Researchers overcome antibiotic-resistant bacteria

Published 30 March 2007

Newly-discovered peptide works wonders against Staph and VRE; as approach does not directly act on bacteria, researchers say resistance is unlikely

The rise of antibiotic-resistant bacteria — sometimes called “hospital superbugs” — has been of great medical concern for some time now, with many calling for doctors to be much more judicious in prescribing antibiotics and for mothers to stop larding up their homes with antibiotic decontaminants. Neither is likely to do much at this point, but researchers at the University of British Columbia may have found a better, more proactive approach. Developed in collaboration with UBC spin-off Inimex Pharmaceuticals, the treatment relied on a newly-identified peptide that can fight infection by boosting the body’s own immune system. “The beauty of this peptide is that it acts on the host to trigger a protective response and doesn’t act on bacteria directly,” said researcher Robert Hancock. “That means it’s unlikely bacteria will become resistant to it.” The peptide — known as an innate defense regulator (IDR-1) — works by activating several signaling pathways to stimulate infection-clearing chemokines, chemical mediators that mobilizes immune response.

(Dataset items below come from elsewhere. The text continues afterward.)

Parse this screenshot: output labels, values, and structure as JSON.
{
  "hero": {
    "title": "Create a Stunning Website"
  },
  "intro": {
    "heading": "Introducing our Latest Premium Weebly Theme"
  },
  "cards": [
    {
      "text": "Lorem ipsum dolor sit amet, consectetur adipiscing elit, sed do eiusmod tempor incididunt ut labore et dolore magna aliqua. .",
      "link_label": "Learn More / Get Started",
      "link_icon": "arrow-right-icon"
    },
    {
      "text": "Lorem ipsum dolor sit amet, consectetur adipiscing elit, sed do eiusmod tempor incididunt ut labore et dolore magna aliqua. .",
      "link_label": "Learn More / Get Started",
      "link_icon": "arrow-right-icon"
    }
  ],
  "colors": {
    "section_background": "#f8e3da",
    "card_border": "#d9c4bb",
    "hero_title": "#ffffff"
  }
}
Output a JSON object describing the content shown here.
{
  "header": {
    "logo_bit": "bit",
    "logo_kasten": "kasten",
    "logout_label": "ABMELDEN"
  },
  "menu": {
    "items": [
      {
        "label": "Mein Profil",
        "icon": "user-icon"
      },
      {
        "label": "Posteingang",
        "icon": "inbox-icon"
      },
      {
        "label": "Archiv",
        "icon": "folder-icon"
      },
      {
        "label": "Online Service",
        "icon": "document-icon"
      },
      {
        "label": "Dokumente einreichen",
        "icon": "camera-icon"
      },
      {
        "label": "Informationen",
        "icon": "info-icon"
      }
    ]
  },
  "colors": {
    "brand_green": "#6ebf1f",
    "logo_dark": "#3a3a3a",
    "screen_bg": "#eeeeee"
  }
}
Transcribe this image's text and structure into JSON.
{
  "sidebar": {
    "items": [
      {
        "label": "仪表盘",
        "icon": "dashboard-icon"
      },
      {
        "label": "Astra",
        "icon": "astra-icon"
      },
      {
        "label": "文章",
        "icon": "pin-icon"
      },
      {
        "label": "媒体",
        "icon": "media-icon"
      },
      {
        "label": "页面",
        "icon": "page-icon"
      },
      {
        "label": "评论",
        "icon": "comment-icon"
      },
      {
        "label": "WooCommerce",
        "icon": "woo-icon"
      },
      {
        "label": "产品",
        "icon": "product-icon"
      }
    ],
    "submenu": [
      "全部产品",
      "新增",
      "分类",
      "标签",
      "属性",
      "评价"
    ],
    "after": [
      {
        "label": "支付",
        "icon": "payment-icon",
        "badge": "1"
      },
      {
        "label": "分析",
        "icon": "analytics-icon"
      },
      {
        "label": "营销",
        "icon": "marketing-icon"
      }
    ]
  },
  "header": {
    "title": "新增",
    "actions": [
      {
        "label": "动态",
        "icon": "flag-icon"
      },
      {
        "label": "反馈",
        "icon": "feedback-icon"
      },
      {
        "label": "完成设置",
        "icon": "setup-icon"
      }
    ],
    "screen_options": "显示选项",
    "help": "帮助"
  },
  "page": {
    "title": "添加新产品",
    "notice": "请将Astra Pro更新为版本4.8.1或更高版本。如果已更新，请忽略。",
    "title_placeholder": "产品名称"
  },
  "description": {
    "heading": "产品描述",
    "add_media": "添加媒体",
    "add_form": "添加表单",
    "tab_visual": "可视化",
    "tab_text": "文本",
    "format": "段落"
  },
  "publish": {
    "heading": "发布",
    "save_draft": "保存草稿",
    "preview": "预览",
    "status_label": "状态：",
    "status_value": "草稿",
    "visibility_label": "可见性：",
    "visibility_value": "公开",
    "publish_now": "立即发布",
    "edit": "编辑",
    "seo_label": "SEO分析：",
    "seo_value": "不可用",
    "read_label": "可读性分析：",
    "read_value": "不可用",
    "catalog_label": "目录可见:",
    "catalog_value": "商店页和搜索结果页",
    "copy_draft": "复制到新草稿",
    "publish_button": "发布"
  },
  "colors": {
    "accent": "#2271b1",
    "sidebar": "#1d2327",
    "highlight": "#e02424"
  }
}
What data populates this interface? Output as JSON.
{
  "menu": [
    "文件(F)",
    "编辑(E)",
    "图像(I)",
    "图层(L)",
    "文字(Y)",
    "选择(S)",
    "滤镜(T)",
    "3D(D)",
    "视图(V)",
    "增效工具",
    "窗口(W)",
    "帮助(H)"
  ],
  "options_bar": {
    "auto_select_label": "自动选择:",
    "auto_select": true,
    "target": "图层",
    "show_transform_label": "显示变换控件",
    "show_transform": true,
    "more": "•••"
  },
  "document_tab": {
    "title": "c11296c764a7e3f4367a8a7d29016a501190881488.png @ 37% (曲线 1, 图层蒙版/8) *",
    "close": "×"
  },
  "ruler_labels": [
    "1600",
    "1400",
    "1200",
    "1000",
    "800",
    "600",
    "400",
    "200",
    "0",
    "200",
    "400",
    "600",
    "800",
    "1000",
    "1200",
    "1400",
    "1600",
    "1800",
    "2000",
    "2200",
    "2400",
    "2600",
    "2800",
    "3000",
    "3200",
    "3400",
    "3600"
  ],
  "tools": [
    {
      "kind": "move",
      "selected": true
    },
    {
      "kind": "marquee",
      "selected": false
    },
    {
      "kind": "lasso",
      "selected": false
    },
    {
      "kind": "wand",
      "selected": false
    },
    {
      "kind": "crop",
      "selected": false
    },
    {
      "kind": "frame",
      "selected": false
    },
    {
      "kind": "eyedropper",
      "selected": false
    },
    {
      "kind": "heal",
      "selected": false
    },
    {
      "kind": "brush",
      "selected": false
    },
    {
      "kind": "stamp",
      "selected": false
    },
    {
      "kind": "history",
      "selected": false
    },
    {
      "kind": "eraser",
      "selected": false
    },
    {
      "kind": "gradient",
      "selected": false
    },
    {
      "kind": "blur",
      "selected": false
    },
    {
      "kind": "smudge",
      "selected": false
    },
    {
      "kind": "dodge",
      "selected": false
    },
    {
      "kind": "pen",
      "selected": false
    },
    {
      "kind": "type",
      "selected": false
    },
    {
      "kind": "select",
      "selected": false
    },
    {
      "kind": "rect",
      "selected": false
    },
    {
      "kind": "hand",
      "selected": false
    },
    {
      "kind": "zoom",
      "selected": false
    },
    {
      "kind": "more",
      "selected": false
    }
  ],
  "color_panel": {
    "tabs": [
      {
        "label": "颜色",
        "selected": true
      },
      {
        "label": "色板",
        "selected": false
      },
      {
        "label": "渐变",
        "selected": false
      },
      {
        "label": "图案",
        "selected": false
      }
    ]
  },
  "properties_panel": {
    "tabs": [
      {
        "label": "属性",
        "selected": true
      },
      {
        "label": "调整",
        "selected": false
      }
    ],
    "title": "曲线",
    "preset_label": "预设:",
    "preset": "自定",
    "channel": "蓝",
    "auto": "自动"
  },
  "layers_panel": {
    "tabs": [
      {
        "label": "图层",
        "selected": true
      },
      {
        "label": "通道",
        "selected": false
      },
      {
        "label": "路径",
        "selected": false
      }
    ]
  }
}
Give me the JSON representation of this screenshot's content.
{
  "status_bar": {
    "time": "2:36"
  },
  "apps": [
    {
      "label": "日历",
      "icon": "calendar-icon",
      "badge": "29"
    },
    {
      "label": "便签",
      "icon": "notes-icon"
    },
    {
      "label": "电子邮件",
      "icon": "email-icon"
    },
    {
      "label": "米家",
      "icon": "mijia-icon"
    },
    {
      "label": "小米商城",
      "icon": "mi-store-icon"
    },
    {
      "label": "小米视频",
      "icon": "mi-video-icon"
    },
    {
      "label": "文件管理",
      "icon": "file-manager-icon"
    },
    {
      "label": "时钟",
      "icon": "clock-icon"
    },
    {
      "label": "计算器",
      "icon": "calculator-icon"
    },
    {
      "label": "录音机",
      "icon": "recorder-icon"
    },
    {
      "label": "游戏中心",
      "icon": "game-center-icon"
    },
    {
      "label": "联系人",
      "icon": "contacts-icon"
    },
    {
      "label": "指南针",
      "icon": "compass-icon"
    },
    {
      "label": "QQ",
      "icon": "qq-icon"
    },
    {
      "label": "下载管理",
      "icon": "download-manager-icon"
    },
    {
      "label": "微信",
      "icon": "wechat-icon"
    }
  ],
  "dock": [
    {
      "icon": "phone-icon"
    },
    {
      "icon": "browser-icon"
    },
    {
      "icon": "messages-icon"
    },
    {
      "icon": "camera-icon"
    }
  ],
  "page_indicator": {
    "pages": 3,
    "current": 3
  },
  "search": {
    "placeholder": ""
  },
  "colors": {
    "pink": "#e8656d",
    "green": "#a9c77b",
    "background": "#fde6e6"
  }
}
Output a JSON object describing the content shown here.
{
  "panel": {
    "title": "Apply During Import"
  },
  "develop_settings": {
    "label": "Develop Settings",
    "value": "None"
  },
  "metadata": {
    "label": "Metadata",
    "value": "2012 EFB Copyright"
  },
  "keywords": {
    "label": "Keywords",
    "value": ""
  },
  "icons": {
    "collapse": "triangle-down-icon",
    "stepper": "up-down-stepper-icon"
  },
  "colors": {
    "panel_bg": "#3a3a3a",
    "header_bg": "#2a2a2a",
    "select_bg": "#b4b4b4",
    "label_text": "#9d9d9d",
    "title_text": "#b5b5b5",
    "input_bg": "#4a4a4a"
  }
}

Researchers tested the peptide against Staphylococcus aureus, vancomycin-resistant Enterococcus, and Salmonella. In the Staph and VRE infections, although bacteria were not completely eradicated, IDR-1 significantly reduced bacteria counts and mortality when given either 24-48 hours before or four hours after infection began. In Salmonella, the peptide offered significant protection when administered prior to infection setting in. Moreover, the peptide did not produce the harmful inflammation and toxicity often seen when the immune system is stimulated and, in fact, actually reduced the potentially harmful septic response. “We now have a powerful new tool that will allow us to stop infection before it starts — it’s a new concept in treating infection,” said Hancock. Researchers expect it will be about 12-15 months before the discovery is introduced into human clinical trials.